La première question que je dois trancher est de savoir si la lettre de crédit a été rédigée par le défendeur 1 dans le but d'empêcher la banque ouvrante de la respecter, à la fois en raison des conditions applicables et en raison de réserves supplémentaires qui y étaient incluses.
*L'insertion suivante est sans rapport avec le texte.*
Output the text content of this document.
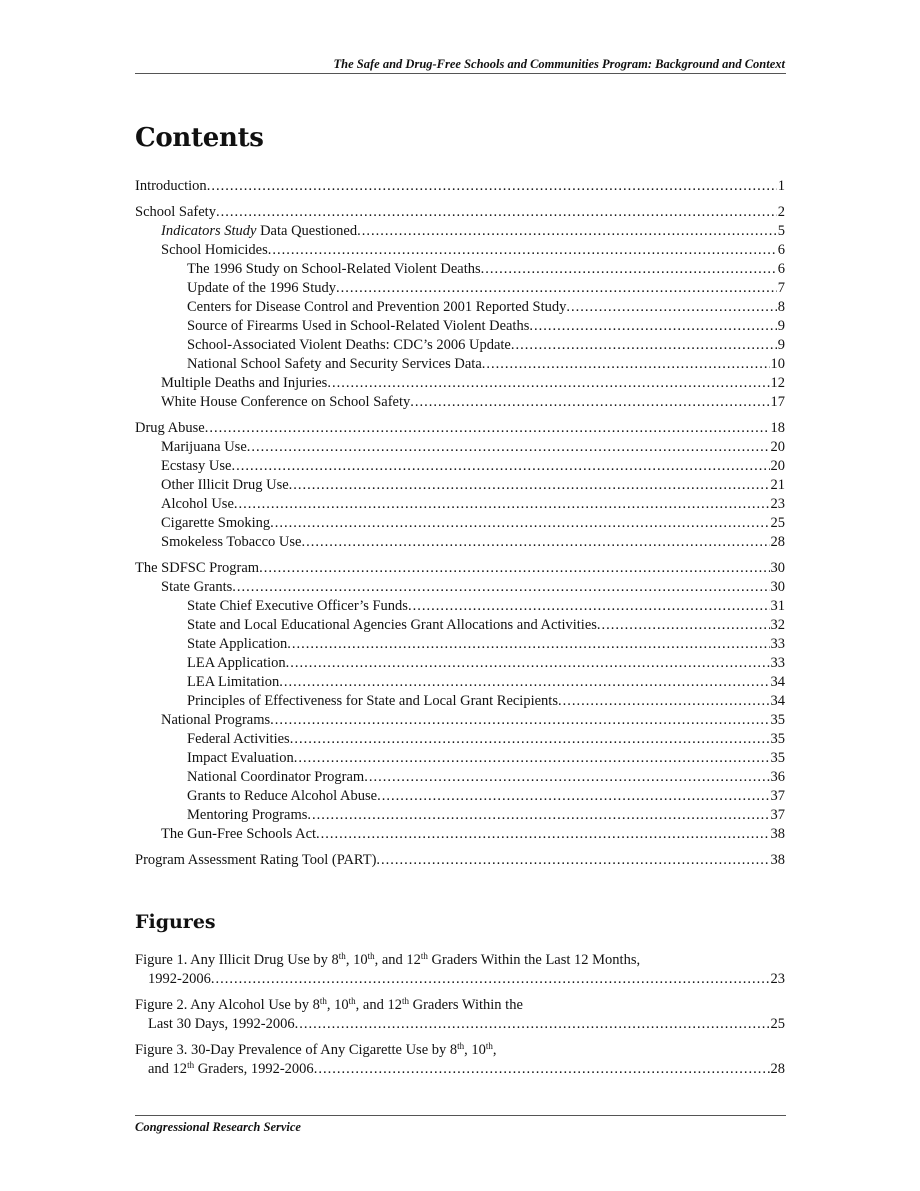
The Safe and Drug-Free Schools and Communities Program: Background and Context
Contents
Introduction .....	1
School Safety .....	2
Indicators Study Data Questioned .....	5
School Homicides .....	6
The 1996 Study on School-Related Violent Deaths .....	6
Update of the 1996 Study .....	7
Centers for Disease Control and Prevention 2001 Reported Study .....	8
Source of Firearms Used in School-Related Violent Deaths .....	9
School-Associated Violent Deaths: CDC’s 2006 Update .....	9
National School Safety and Security Services Data .....	10
Multiple Deaths and Injuries .....	12
White House Conference on School Safety .....	17
Drug Abuse .....	18
Marijuana Use .....	20
Ecstasy Use .....	20
Other Illicit Drug Use .....	21
Alcohol Use .....	23
Cigarette Smoking .....	25
Smokeless Tobacco Use .....	28
The SDFSC Program .....	30
State Grants .....	30
State Chief Executive Officer’s Funds .....	31
State and Local Educational Agencies Grant Allocations and Activities .....	32
State Application .....	33
LEA Application .....	33
LEA Limitation .....	34
Principles of Effectiveness for State and Local Grant Recipients .....	34
National Programs .....	35
Federal Activities .....	35
Impact Evaluation .....	35
National Coordinator Program .....	36
Grants to Reduce Alcohol Abuse .....	37
Mentoring Programs .....	37
The Gun-Free Schools Act .....	38
Program Assessment Rating Tool (PART) .....	38
Figures
Figure 1. Any Illicit Drug Use by 8th, 10th, and 12th Graders Within the Last 12 Months,
1992-2006 .....	23
Figure 2. Any Alcohol Use by 8th, 10th, and 12th Graders Within the
Last 30 Days, 1992-2006 .....	25
Figure 3. 30-Day Prevalence of Any Cigarette Use by 8th, 10th,
and 12th Graders, 1992-2006 .....	28
Congressional Research Service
L'accusation affirme que les actes frauduleux commis par le défendeur ont commencé par créer une fausse déclaration à l'encontre du fournisseur, comme s'il s'agissait d'une commande pour une société commerciale légitime, alors que ces sociétés écrans n'avaient aucune activité commerciale, et tout cela dans le but de s'emparer des biens, sans assumer aucune responsabilité financière.  Il a en outre été affirmé que la lettre de crédit avait été ouverte sans intention de payer la contrepartie qui y figurait, en formulant des réserves et des conditions dans la lettre, ce qui garantirait que la lettre de crédit ne serait pas remboursée.

Dans cet argument, l'accusation s'appuie sur le témoignage d'Aaron Calderon, qui a ouvert la lettre de crédit sur le compte bancaire de Lantex Trade (1992) Ltd., dont il était propriétaire.  Selon lui, le défendeur 1 lui a assuré qu'il ne serait pas exposé au remboursement de la lettre de crédit, en raison de l'existence de diverses réserves qui ne seraient pas levées.  L'accusation apprend cette intention du prévenu 1 du simple fait qu'il a refusé de lever les réservations, même après que le fournisseur ait proposé une remise allant jusqu'à 40 % du prix convenu.  De plus, l'accusation a pris connaissance du comportement antérieur de l'accusé 1, dans le cadre de la méthode et d'actes similaires, grâce au témoignage d'Alon Granot et d'Elhanan Tenenbaum.

Il a également été soutenu que le défendeur 1 n'a pas agi conformément à la norme acceptée, en déterminant que le connaissement ne serait pas préparé pour l'ordre de la banque ouvrante, mais pour l'ordre de l'importateur – qui, selon l'accusation, est une société de paille.  De cette manière, il était possible d'obtenir des documents originaux auprès du fournisseur, ce qui élimine la nécessité de respecter l'obligation financière qui figure dans la lettre de crédit.  Ce comportement du prévenu 1 indique son intention, selon l'accusation, que la lettre de crédit ne soit pas honorée et qu'il recevra frauduleusement les marchandises sans les payer.